According to a government release this week, the province has some of the best wind resources in North America. 

"These can be used to power wind turbines and generate electricity for industrial customers, [for] export through transmission lines, for the production and export of hydrogen/ammonia and to supply energy to Newfoundland and Labrador Hydro," the statement read.

Nick Mercer, a post-doctoral research scholar at Dalhousie University, lives in Stephenville. (CBC)

Leading up the end of the moratorium on wind energy development, the Newfoundland and Labrador Oil and Gas Industries Association changed its name to Energy N.L. Its new mandate is to "facilitate member participation" in the energy industry by "advocating for sustainable development."

Also, the oil and gas regulatory body previously known at the Canada-Newfoundland and Labrador Offshore Petroleum Board is changing its name to the Canada-Newfoundland and Labrador Offshore Energy Board and will have its regulatory role expanded to include wind and hydrogen power generation.

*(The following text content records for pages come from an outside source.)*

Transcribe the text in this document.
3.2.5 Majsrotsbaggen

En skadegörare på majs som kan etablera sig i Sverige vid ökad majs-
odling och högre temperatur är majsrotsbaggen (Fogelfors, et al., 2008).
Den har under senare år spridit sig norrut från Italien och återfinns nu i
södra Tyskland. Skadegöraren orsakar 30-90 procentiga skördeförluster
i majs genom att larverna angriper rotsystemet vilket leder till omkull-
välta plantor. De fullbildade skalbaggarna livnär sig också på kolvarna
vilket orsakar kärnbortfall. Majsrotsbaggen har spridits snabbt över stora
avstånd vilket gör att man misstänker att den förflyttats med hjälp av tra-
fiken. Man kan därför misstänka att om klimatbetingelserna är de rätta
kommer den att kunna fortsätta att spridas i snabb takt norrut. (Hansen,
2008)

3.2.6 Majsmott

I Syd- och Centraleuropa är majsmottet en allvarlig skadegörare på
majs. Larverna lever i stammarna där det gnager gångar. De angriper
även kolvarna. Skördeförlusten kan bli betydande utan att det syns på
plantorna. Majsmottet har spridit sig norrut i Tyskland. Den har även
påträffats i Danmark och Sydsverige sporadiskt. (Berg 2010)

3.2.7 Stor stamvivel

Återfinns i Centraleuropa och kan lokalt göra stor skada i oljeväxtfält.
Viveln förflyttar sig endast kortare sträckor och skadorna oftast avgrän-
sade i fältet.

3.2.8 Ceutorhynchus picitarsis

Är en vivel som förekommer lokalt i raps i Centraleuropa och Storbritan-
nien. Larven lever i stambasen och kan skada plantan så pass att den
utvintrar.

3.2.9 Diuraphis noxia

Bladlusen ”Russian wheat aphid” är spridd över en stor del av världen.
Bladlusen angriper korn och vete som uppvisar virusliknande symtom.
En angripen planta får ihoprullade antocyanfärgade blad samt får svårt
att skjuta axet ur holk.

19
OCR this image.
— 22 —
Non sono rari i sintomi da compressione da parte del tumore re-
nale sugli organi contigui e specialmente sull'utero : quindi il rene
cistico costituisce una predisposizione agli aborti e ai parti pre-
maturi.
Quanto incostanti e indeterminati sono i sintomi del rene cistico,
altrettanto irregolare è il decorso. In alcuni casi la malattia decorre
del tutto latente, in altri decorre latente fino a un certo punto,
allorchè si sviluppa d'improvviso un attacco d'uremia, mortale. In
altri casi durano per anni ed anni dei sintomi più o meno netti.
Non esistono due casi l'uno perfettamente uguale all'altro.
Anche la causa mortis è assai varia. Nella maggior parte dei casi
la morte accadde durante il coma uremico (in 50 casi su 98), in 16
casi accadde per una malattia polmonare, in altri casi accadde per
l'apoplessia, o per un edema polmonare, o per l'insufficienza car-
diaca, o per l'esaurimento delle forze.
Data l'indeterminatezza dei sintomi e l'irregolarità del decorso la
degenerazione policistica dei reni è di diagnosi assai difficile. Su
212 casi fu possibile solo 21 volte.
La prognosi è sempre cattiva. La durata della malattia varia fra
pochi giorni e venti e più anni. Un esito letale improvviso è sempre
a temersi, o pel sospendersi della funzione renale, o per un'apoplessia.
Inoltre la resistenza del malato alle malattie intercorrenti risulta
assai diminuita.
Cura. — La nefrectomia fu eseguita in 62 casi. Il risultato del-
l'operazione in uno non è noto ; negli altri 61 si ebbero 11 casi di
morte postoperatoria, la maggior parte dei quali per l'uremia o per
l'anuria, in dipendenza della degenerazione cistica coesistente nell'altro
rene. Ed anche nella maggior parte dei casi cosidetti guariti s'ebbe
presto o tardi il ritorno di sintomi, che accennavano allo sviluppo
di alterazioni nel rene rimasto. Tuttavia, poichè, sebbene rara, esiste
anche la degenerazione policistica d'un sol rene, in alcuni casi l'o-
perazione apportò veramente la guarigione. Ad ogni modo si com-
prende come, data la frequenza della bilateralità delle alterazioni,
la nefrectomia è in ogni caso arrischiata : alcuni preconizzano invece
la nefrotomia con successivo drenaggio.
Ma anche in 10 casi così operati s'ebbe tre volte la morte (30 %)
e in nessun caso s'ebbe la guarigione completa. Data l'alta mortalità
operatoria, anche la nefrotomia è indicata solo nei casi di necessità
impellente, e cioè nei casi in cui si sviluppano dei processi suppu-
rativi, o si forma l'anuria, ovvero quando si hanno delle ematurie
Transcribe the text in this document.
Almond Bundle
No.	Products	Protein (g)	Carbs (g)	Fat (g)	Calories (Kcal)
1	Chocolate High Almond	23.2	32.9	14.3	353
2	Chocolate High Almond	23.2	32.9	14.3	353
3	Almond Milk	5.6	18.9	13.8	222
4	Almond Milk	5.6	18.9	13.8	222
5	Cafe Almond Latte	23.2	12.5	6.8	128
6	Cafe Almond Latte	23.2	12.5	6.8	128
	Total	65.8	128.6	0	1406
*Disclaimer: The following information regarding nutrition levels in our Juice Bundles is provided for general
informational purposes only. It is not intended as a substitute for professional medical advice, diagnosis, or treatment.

Mercer, a member of the province's net-zero advisory committee, is suspicious of the changes, all which have taken place in the past two weeks.

"I feel to some sense, that lipstick is being put on a pig here, and that we're really trying to create a new brand as a really positive energy force in the world while we're continuing to make decisions that threaten our future," he said.

"Before we start talking about how we're going to decarbonize the globe with Newfoundland and Labrador's energy warehouse, I would like to see a focus at home, where we're trying to discern how we can manage these projects fairly, and how we can make sure that the benefits rest with the people who have to live with the adverse benefits of these developments."

Mercer says the provincial government needs to shift its focus from industrial wind energy projects to ones that are community-driven. Rather than spending billions on megaprojects, he advocates for smaller wind development, and projects that will see the communities they serve reap the rewards.

"When you build small, localized projects that have major equity ownership from community groups … that's when the benefits actually rest at home," he said. "If a regulatory framework can go ahead, I would like it to be for the benefit of communities, not for corporations."

'This can be a job creator'

Retired provincial politician Kevin Aylward has been a proponent of wind energy for years. Describing himself as an energy transition developer, Aylward says the lifting of the moratorium on wind development is a necessary and vital step for the industry. 

Aylward is a partner with Beothuck Energy, which hopes to build a wind farm on the west coast of Newfoundland. In 2016, it secured Copenhagen Infrastructure Partners as a financial backer.

Aylward said wind development can be a job creator and diversify the rural economy.

"[It's capital coming into the province that can create brand new jobs here and also, the existing workforce can be used," he said. "The other thing is that you don't have to sell the power to the grid. The new game-changer part of the market is that you can create hydrogen with wind power."